Congresso deve avançar em políticas públicas
Arthur Wittenberg, professor de Relações Institucionais e Políticas Públicas do Ibmec-DF, considera inevitável que o Congresso tenha o protagonismo na regulamentação da reforma, dada a ampla articulação e debate com a sociedade civil por meio das audiências públicas e pela atuação das frentes parlamentares engajadas.
“Se os parlamentares optarem por normas autoaplicáveis, que entram em vigor após a promulgação sem necessidade de novas normas para serem implementadas ou compreendidas, eles também irão se impor em relação ao Executivo”, acrescenta. Situação parecida ocorreu na maior parte do Código Florestal, por exemplo.

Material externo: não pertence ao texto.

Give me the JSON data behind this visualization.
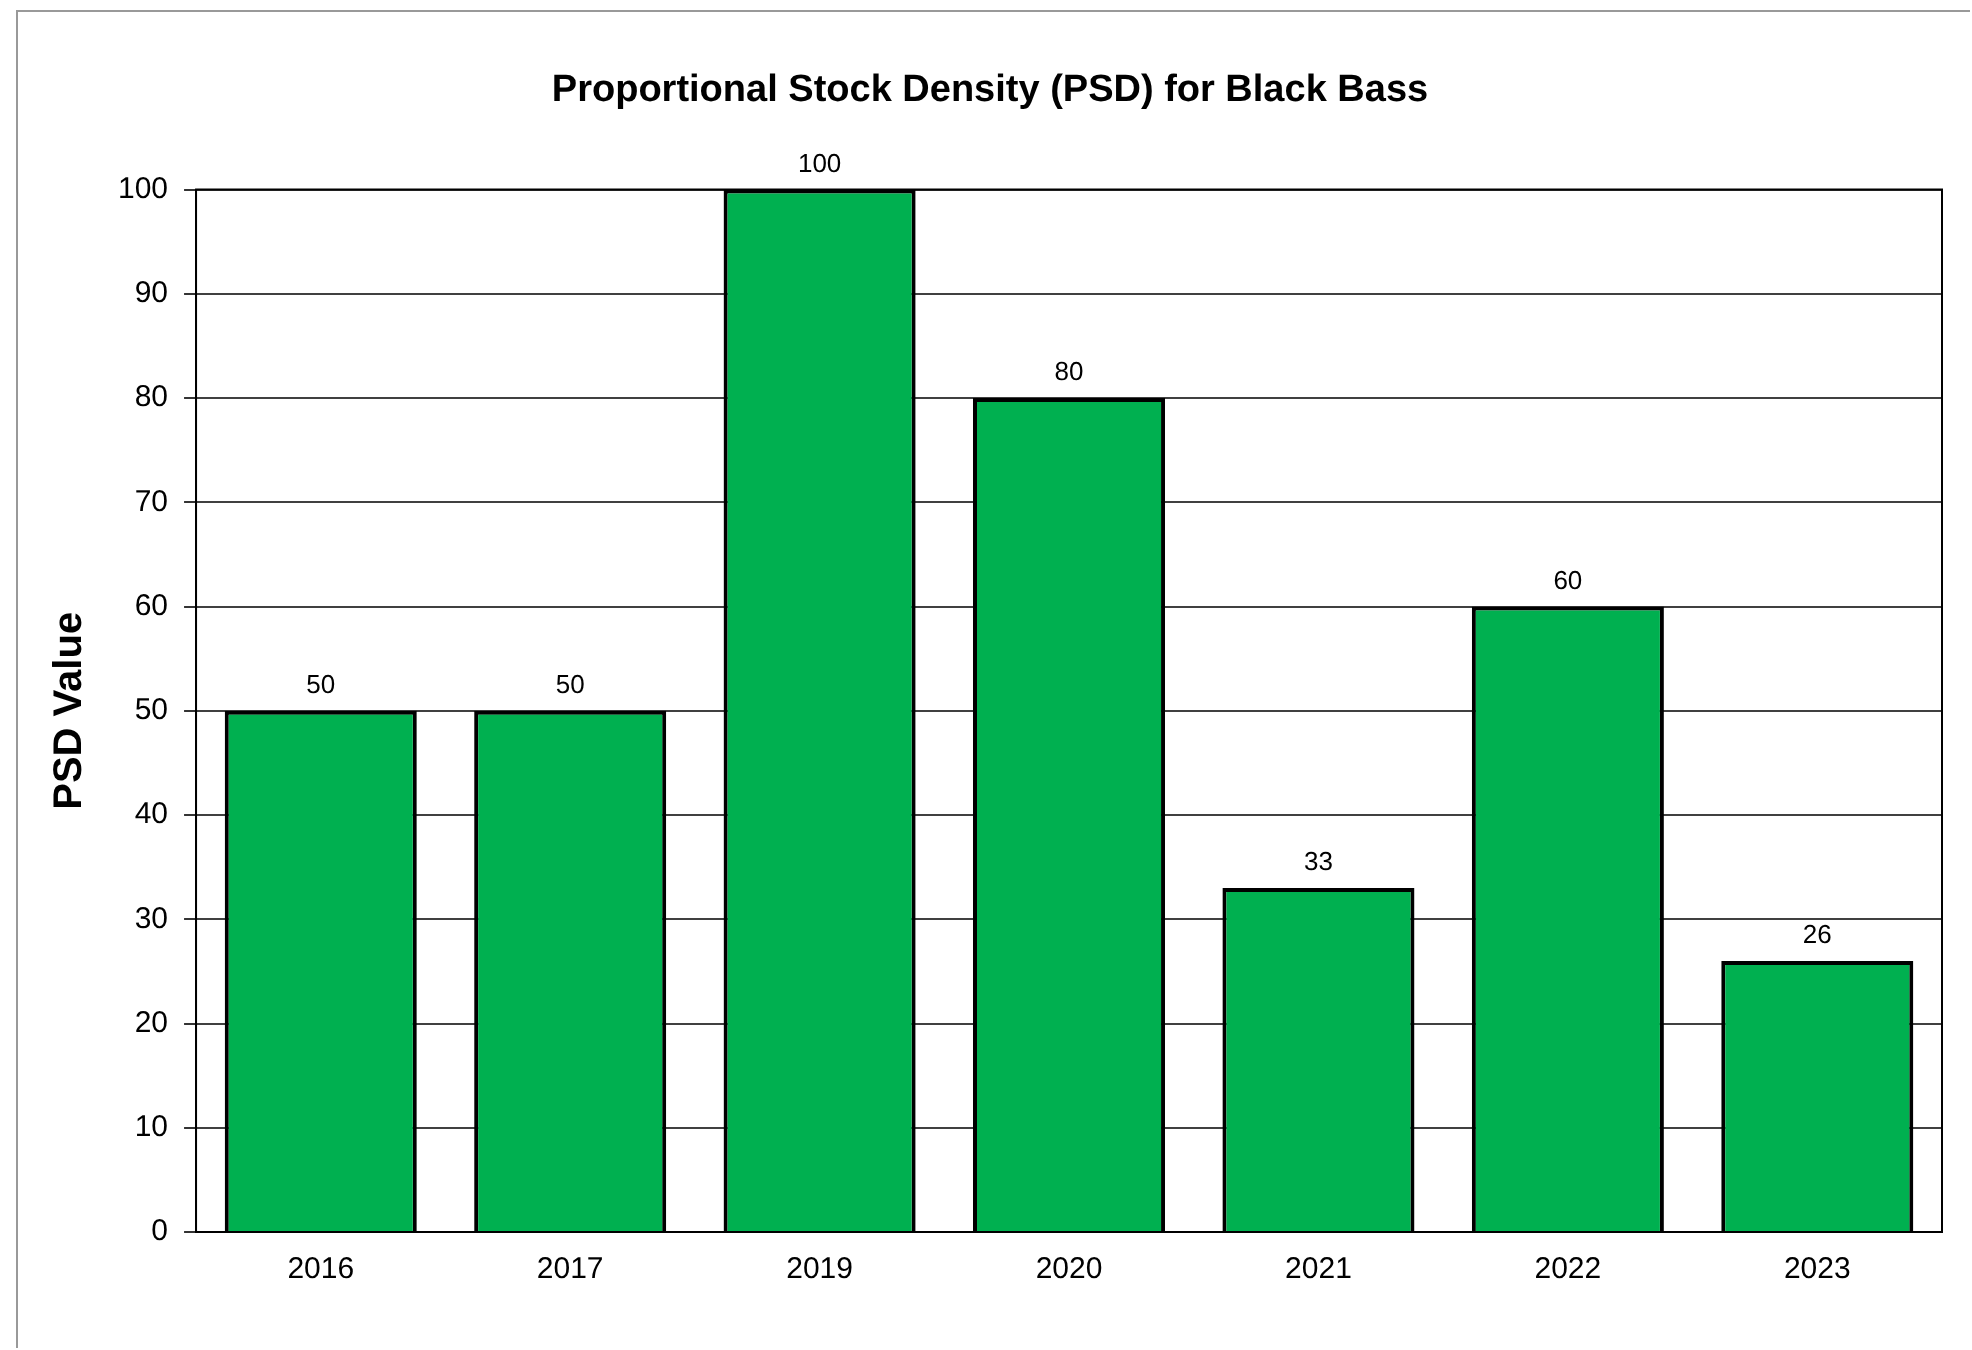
{
  "chart_data": {
    "type": "bar",
    "title": "Proportional Stock Density (PSD) for Black Bass",
    "ylabel": "PSD Value",
    "categories": [
      "2016",
      "2017",
      "2019",
      "2020",
      "2021",
      "2022",
      "2023"
    ],
    "values": [
      50,
      50,
      100,
      80,
      33,
      60,
      26
    ],
    "color": "#00b050",
    "ylim": [
      0,
      100
    ],
    "yticks": [
      0,
      10,
      20,
      30,
      40,
      50,
      60,
      70,
      80,
      90,
      100
    ],
    "grid": "y",
    "data_labels": true
  }
}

O professor lembra que a reforma tributária e a sua regulamentação configuram predominantemente um tipo de política pública redistributiva, na qual há reorganização de recursos e vantagens entre setores envolvidos, gerando resistência dos que perderão benefícios e apoio dos que serão beneficiados.
“O Executivo deve continuar a ser pressionado pelos diversos grupos de interesse, mas, a partir de agora, a disputa passa a ressoar mais no Congresso. Não há muita alternativa para o governo”, afirmou Wittenberg.
Disputa por mais poder começou na Constituinte
O professor e cientista
político Elton Gomes dos Reis argumenta que o aumento do envolvimento do
Congresso na definição de verbas, pautas e políticas públicas nos últimos anos
reflete a busca da elite parlamentar brasileira por maior protagonismo, uma tendência
que remonta à Assembleia Nacional Constituinte. No entanto, ele observa que a
implementação do modelo clássico de semipresidencialismo, adotado na França e
em Portugal, apresentaria desafios consideráveis no Brasil.
“O que temos
testemunhado ao longo dos anos no país é uma progressiva diminuição do poder
dos presidentes em favor do Congresso. A necessidade de formar e administrar
amplas coalizões torna a governabilidade cada vez mais dispendiosa, requerendo
alocação de verbas, distribuição de cargos e concessão de favores políticos
diversos para a aprovação de legislação alinhada com os interesses do
Executivo”, explicou Reis.
Após a derrota do parlamentarismo durante a elaboração da Constituição, grandes escândalos de corrupção a partir dos anos 2000 minaram o prestígio de partidos influentes como o PT, PSDB e MDB, elevando o custo do apoio parlamentar.
A dificuldade em adotar o semipresidencialismo no Brasil, segundo Reis, reside no perfil do parlamento brasileiro, caracterizado por uma atuação muitas vezes centrada em interesses locais, e, também, pelo ainda elevado número de partidos sem uma clara definição ideológica.